The case becomes even more interesting in $(b)$. Pressures at $A'$ and $B'$ are equal to $P_{atm}$. From fluid statics, pressure at the depth $h'$ must be same. We know pressure at $A'$ is $P_{atm}$. Now if we conclude pressure at all the points in this level is $P_{atm}$, we see pressure at two different vertical levels - one at the free surface in the beaker and the other at a depth $h'$ are same. But this result is counterintuitive and I think there must be at least some pressure difference. At the same time, I don't think my first argument is incorrect. Then why do we get contradictory results?
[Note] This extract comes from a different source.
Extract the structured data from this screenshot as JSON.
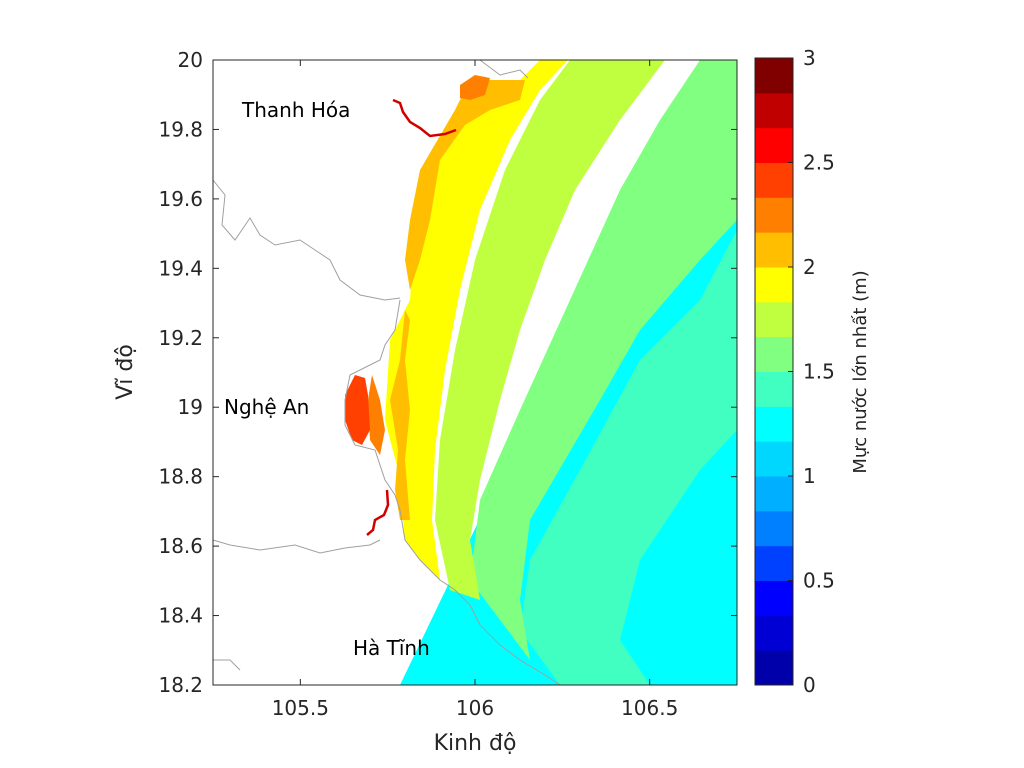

In short, I don't understand how pressure varies in a fluid within the capillary tube? Further, it would be great if you could explain why do we get contradictory results when we apply our familiar results from fluid statics - pressure at the same horizontal level is same and pressure difference due to difference in vertical heights is $\Delta P=\rho g \Delta h$?

^{Image Courtesy: My own work :)}

Answer 1

The pressure difference in both the cases is due to the surface tension of water. Let me explain.
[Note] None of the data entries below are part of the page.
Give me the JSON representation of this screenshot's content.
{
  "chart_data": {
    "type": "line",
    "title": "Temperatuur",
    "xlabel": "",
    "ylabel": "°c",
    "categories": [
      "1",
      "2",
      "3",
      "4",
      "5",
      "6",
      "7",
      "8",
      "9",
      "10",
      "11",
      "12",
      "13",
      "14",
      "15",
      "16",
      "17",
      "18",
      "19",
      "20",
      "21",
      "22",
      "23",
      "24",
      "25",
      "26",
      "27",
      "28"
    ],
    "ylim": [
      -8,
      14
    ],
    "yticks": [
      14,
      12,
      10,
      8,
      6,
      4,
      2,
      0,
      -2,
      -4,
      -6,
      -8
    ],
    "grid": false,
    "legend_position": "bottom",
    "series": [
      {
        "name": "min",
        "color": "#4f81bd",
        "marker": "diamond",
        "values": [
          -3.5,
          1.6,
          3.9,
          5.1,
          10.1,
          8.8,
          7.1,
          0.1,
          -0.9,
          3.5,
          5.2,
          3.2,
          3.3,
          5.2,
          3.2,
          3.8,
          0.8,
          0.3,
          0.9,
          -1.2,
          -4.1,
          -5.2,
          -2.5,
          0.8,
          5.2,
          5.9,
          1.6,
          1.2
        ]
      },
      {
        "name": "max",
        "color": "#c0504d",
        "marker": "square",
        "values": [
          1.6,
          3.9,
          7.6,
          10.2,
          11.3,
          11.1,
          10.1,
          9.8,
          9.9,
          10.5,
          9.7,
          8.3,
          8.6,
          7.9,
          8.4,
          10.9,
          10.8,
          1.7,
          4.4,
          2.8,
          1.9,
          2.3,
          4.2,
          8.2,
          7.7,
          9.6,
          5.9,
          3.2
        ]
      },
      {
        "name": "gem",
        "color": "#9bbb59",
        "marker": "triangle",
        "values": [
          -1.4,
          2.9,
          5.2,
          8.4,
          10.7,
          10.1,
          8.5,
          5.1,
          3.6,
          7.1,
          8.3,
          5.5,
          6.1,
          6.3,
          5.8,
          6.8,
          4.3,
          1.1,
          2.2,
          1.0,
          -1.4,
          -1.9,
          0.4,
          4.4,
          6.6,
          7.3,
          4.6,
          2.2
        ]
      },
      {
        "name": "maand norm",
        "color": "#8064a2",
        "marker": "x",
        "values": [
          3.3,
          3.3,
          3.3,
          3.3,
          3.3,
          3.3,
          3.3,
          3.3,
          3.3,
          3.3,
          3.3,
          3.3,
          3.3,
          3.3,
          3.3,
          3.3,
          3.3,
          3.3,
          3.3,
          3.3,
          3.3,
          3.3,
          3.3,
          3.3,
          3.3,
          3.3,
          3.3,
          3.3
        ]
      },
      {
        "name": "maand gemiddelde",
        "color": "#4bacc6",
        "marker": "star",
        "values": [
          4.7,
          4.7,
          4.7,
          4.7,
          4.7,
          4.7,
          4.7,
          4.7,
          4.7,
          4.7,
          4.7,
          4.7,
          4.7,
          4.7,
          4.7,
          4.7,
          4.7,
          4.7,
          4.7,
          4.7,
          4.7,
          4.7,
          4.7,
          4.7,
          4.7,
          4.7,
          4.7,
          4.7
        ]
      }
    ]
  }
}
Whenever a fluid(let's say $F$) has a surface which is exposed to another medium($M$), the particles on the surface experience forces due to two types of particles, namely, the particles of $F$(cohesion forces) and the particles of $M$(adhesion forces). Whenever the adhesion forces are stronger than the cohesion forces, then the fluid $F$ tends to "stick" to the medium $M$(which is the case with water and glass). And whenever the cohesion forces are stronger than the adhesion forces, then the fluid $F$ "does not wet" the medium $M$(which is the case with mercury and glass).
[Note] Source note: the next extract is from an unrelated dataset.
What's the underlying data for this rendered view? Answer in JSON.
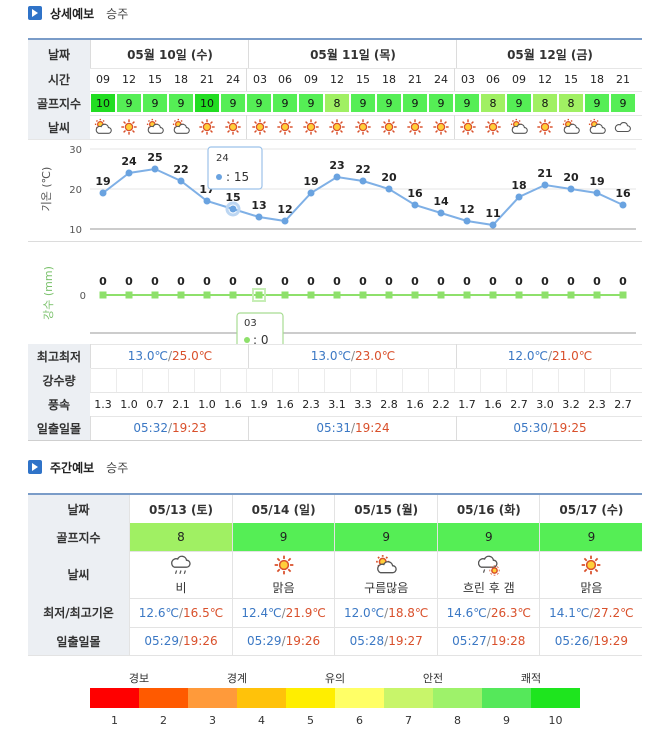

So when the water is rising up the capillary, adhesion forces are at work. And when it reaches the final height$\left(\frac{2S \cos\theta}{r\rho g}\right)$, it forms a concave surface. And at this point, it is being pulled up by the cohesion forces. So the water in the capillary tube is being pressed by the same atmospheric pressure that is pressing other surfaces of water in the container, but the water in the capillary tube has adhesion force(which is not present any elsewhere) exerting an upward force on the column of the water. So eventually the water in the capillary tube requires less internal pressure to balance the pressure of the atmosphere. In fact, the internal pressure at the surface of the water in the capillary tube is $P_{atm}-\rho g h$, where $h$ is the height of water in the capillary. And this pressure is clearly less than the atmospheric pressure($P_{atm})$. So there is a pressure difference of $\rho g h$ between the points in water just below $A$ and $B$.

Similarly, for mercury, the adhesion forces dominate and thus they pull the column of mercury in the downward direction. So this time, the internal pressure at the surface of the mercury column has to balance both, the force due to atmospheric pressure and the adhesion forces, so it's bound to be larger than $P_{atm}$ and again, the pressure difference($\Delta P$) between the points in the liquid just below $A'$ and $B'$ is(as you would have expected), $$\Delta P = \rho g h$$ where $h$ is the depth of the capillary drop.

Food for thought:- Try to relate the pressure difference between the two points below $A$ and $B$) with the excess pressure in a bubble. To be precise, equate both of them. You will end up discovering an alternate derivation of the Jurin's law.

CAUTION:- Be careful!! I am not saying that there's a pressure difference between the points $A$ and $B$ or $A'$ and $B'$. The pressure at all these points is $P_{atm}$. But the pressure difference is between the liquid surface on the top of the water column in the capillary and the liquid surface elsewhere.